Le Luxembourg était si beau qu’arrivée au bord de la terrasse, au lieu d’en descendre les marches, elle alla s’appuyer à la balustrade, derrière laquelle s’alignent les romantiques reines de France. Elle reposa son regard sur le grand cercle désert étendu à ses pieds entre les deux terrasses. Le sol avait cette nuance presque invisible, ce gris si pâle des fortes gelées. Les marronniers d’en face entrelaçaient leurs brunes ramures contre le ciel couleur de lilas. A droite, les vieux platanes s’échevelaient plus haut dans l’infini de l’azur cendré. C’était ce soir mystérieux qui revient, fidèle et furtif, une fois chaque année au penchant de l’hiver, ce soir léger, ce soir transparent qu’on reconnaît soudain comme un parfum et qui vous fait dire avec un délicieux étonnement : « Ah ! comme les jours allongent ! » L’heure nouvelle conquise sur la nuit de l’hiver parut suave à la jeune femme dont le cœur vivait depuis longtemps d’attente et d’espérance.
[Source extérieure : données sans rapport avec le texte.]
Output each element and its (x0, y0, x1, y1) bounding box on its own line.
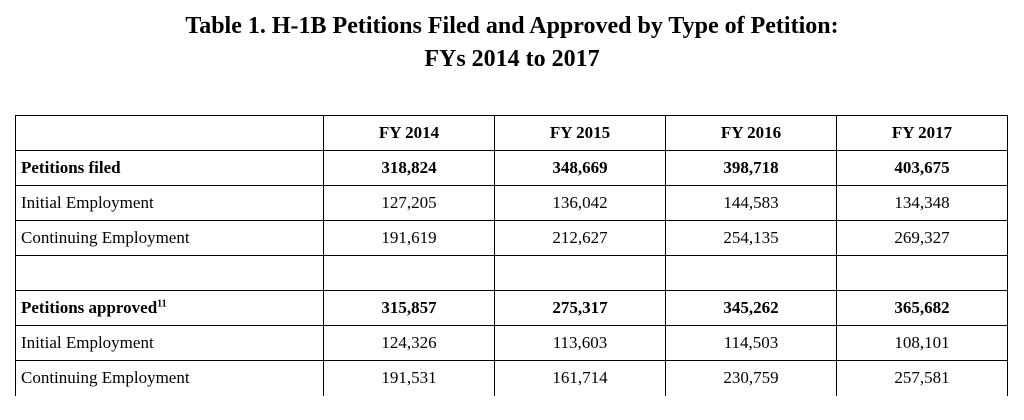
table-cell: 212,627 (494, 220, 666, 256)
table-row-petitions-approved: Petitions approved11 315,857 275,317 345… (15, 290, 1008, 326)
table-cell: 398,718 (665, 150, 837, 186)
column-header: FY 2017 (836, 115, 1008, 151)
table-cell: 318,824 (323, 150, 495, 186)
title-line-1: Table 1. H-1B Petitions Filed and Approv… (185, 13, 839, 39)
row-label-text: Initial Employment (21, 193, 154, 212)
table-cell: 403,675 (836, 150, 1008, 186)
row-label-text: Petitions approved (21, 298, 158, 317)
table-cell: 254,135 (665, 220, 837, 256)
table-cell: 257,581 (836, 360, 1008, 396)
table-cell: 134,348 (836, 185, 1008, 221)
row-label: Continuing Employment (15, 220, 324, 256)
table-cell: 127,205 (323, 185, 495, 221)
table-cell: 161,714 (494, 360, 666, 396)
table-row-initial-employment-filed: Initial Employment 127,205 136,042 144,5… (15, 185, 1008, 221)
header-row: FY 2014 FY 2015 FY 2016 FY 2017 (15, 115, 1008, 151)
row-label-text: Petitions filed (21, 158, 121, 177)
table-row-initial-employment-approved: Initial Employment 124,326 113,603 114,5… (15, 325, 1008, 361)
table-cell: 315,857 (323, 290, 495, 326)
table-row-spacer (15, 255, 1008, 291)
row-label (15, 255, 324, 291)
petitions-table: FY 2014 FY 2015 FY 2016 FY 2017 Petition… (15, 115, 1008, 396)
column-header: FY 2015 (494, 115, 666, 151)
table-cell: 191,619 (323, 220, 495, 256)
table-cell (665, 255, 837, 291)
table-cell: 191,531 (323, 360, 495, 396)
footnote-marker: 11 (157, 298, 167, 310)
row-label: Continuing Employment (15, 360, 324, 396)
row-label: Initial Employment (15, 185, 324, 221)
table-cell: 108,101 (836, 325, 1008, 361)
table-cell (836, 255, 1008, 291)
table-cell: 348,669 (494, 150, 666, 186)
table-cell: 136,042 (494, 185, 666, 221)
table-cell: 124,326 (323, 325, 495, 361)
table-title: Table 1. H-1B Petitions Filed and Approv… (0, 10, 1024, 76)
table-row-petitions-filed: Petitions filed 318,824 348,669 398,718 … (15, 150, 1008, 186)
row-label: Petitions filed (15, 150, 324, 186)
table-cell (323, 255, 495, 291)
row-label: Initial Employment (15, 325, 324, 361)
row-label: Petitions approved11 (15, 290, 324, 326)
table-cell: 113,603 (494, 325, 666, 361)
table-row-continuing-employment-filed: Continuing Employment 191,619 212,627 25… (15, 220, 1008, 256)
table-cell: 365,682 (836, 290, 1008, 326)
row-label-text: Continuing Employment (21, 228, 190, 247)
column-header: FY 2014 (323, 115, 495, 151)
table-cell (494, 255, 666, 291)
table-cell: 345,262 (665, 290, 837, 326)
column-header: FY 2016 (665, 115, 837, 151)
table-row-continuing-employment-approved: Continuing Employment 191,531 161,714 23… (15, 360, 1008, 396)
row-label-text: Continuing Employment (21, 368, 190, 388)
table-cell: 114,503 (665, 325, 837, 361)
table-cell: 269,327 (836, 220, 1008, 256)
title-line-2: FYs 2014 to 2017 (424, 46, 600, 72)
row-label-text: Initial Employment (21, 333, 154, 352)
table-cell: 230,759 (665, 360, 837, 396)
column-header (15, 115, 324, 151)
table-cell: 275,317 (494, 290, 666, 326)
table-cell: 144,583 (665, 185, 837, 221)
Elle évoqua son mari, — l’hôpital recula vers d’indifférens lointains. L’absent était là ; elle s’appuyait à son épaule... Elle goûta une seconde d’illusion fraîche et surprenante comme à l’assoiffé qui se penche sur un puits l’odeur de l’eau. Elle serra les dents et se redit l’acte de foi quotidien que cette grise lueur du premier printemps rendit plus intense : « Il me reviendra. »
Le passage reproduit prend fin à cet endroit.